Finding the balance between setting high standard while not being hard on oneself

Setting the standard high without being self-critical: Part 2

Being too hard on oneself or constantly feeling under pressure due to being held to a very high standard is a big challenge for musicians (and anyone who is pursuing mastery in their craft). If I were to reflect back on why I set low expectations for myself, it was because I didn’t want to be that hard to myself, and after all, it’s just a hobby and I was supposed to have fun.

Can there really be a perfect balance between not being hard for oneself yet still holding the standard high? While I’m not sure about how perfect that balance can be, but I do believe there can be a balance, and it may look a bit different to everyone. In my case, there are a few things that helped my find that balance.

1. Have a realistic understanding of how long progress takes

If I set out to become Yo-Yo Ma as I picked up the cello, it would’ve undoubtedly been a disaster. As an adult beginner, learning a new instrument undeniably comes with all sorts of real challenges. The key is to acknowledge them and know yourself enough to get a sense of what your velocity of improvement is.

Sometimes our inner critic is actively judging us because we expect that we can do things much better than we realistically can. While our goal is ultimately play that challenging piece, it takes time to get there.

2. Aim for good and focus on the how

Even though “good” may feel unattainable, it’s really beneficial to have that in your head and ears. Just like me in the first few days of the TSM rehearsal, because I didn’t think I could hear the nuanced differences between what’s in tune and slightly out of tune, my ears were closed off and I relied on my mentor to tell me how to adjust the tuning. But once I opened my ears to hear what in-tune sounds like, I played in tune more consistently.

While we may not get to “good” immediately, we can always move towards it. The key is the “how”. That’s what really matters in practice. You can think of it as having a roadmap to achieve a goal. The easiest way to figure out the how is to discuss it with your teacher for ideas.

Our inner critic loves to focus on the comparison. Focus on how to get to what good sounds like will help you let go of the judgement so you can focus on the learning and growth. Having something to aspire to doesn’t have to involve judgement.

3. Practice slowly

Take all the time you need to make one improvement at a time. This means breaking things down, isolating one problem at a time to focus on. And when working one something, go slow to gain clarity and build a solid foundation. You have to practice slow to play fast. 

Our inner critics are the loudest when we try to rush through things.

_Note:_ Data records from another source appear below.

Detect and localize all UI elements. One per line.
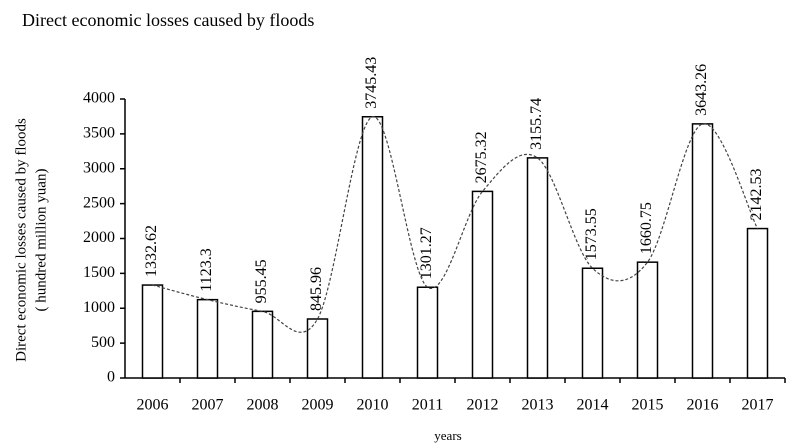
y-tick-label: 3500	[83, 125, 115, 142]
y-tick-label: 0	[107, 369, 115, 386]
x-tick-label: 2017	[742, 397, 774, 414]
chart-title: Direct economic losses caused by floods	[22, 10, 314, 30]
bar	[636, 261, 659, 379]
y-tick-label: 1000	[83, 299, 115, 316]
x-tick-label: 2007	[192, 397, 224, 414]
x-tick-label: 2015	[632, 397, 664, 414]
data-label: 3155.74	[528, 98, 545, 150]
data-label: 1332.62	[143, 225, 160, 277]
y-tick-label: 1500	[83, 264, 115, 281]
bar	[416, 286, 439, 379]
x-axis-label: years	[434, 428, 461, 443]
x-tick-label: 2008	[247, 397, 279, 414]
data-label: 955.45	[253, 259, 270, 303]
data-label: 1301.27	[418, 227, 435, 279]
data-label: 2675.32	[473, 131, 490, 183]
x-tick-label: 2016	[687, 397, 719, 414]
bar	[141, 284, 164, 379]
bar	[196, 298, 219, 379]
y-tick-label: 4000	[83, 90, 115, 107]
y-tick-label: 2500	[83, 194, 115, 211]
x-tick-label: 2009	[302, 397, 334, 414]
bar	[471, 190, 494, 379]
bar	[306, 318, 329, 379]
bar	[581, 267, 604, 379]
bar	[526, 157, 549, 379]
y-tick-label: 500	[91, 334, 115, 351]
x-tick-label: 2014	[577, 397, 609, 414]
x-tick-label: 2013	[522, 397, 554, 414]
data-label: 845.96	[308, 267, 325, 311]
bar	[691, 123, 714, 379]
data-label: 3745.43	[363, 57, 380, 109]
data-label: 3643.26	[693, 64, 710, 116]
data-label: 2142.53	[748, 169, 765, 221]
y-tick-label: 2000	[83, 229, 115, 246]
bar	[746, 227, 769, 379]
x-tick-label: 2010	[357, 397, 389, 414]
data-label: 1123.3	[198, 248, 215, 291]
data-label: 1573.55	[583, 208, 600, 260]
bar	[361, 116, 384, 379]
x-tick-label: 2012	[467, 397, 499, 414]
y-axis-label: Direct economic losses caused by floods	[13, 118, 29, 362]
trend-line	[152, 116, 759, 333]
y-axis-label: ( hundred million yuan)	[33, 169, 49, 312]
bar	[251, 310, 274, 379]
x-tick-label: 2011	[412, 397, 443, 414]
data-label: 1660.75	[638, 202, 655, 254]
y-tick-label: 3000	[83, 159, 115, 176]
x-tick-label: 2006	[137, 397, 169, 414]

Practicing slowly, to be immersed in the music and to focus on gaining clarity, is the best way to quiet our inner critic.

4. Invite—not command—yourself to take risks

In a previous post, I reflected on the refreshing effect an invitation, rather than a command, can have on learning. Instead of being a perfectionist or a defeatist, I asked myself, "Just to humour me, self, why don’t you try to do this thing you didn’t think you could do and see how far you can go? If you fail, that’s expected; but if you succeed, that’s a huge bonus. What do you say?” How can I turn down an invitation like that? 

When you invite yourself to take risks, there's nothing to lose. And when there's nothing to lose, there's no place for the inner critics to judge.

5. Know there is a difference between perfection and improvements

The former is not achievable (unless you are Yo-Yo Ma, Hilary Hahn and the like), but the latter is not only possible, but what we should be striving for. Rome is not built in a day, and even once it's built, it continues to evolve to adapt to the time and people's needs. There's never an end, but it's the learning and progress that matter.

Our inner critic needs to be reminded that "perfection" doesn't exist. No matter where you are in your pursuit of mastery, we're aiming for better, not perfect.


If you're the kind of person who tends to be overly critical to yourself, hope this helps you find the right balance to hold yourself to a high standard without being that hard on yourself.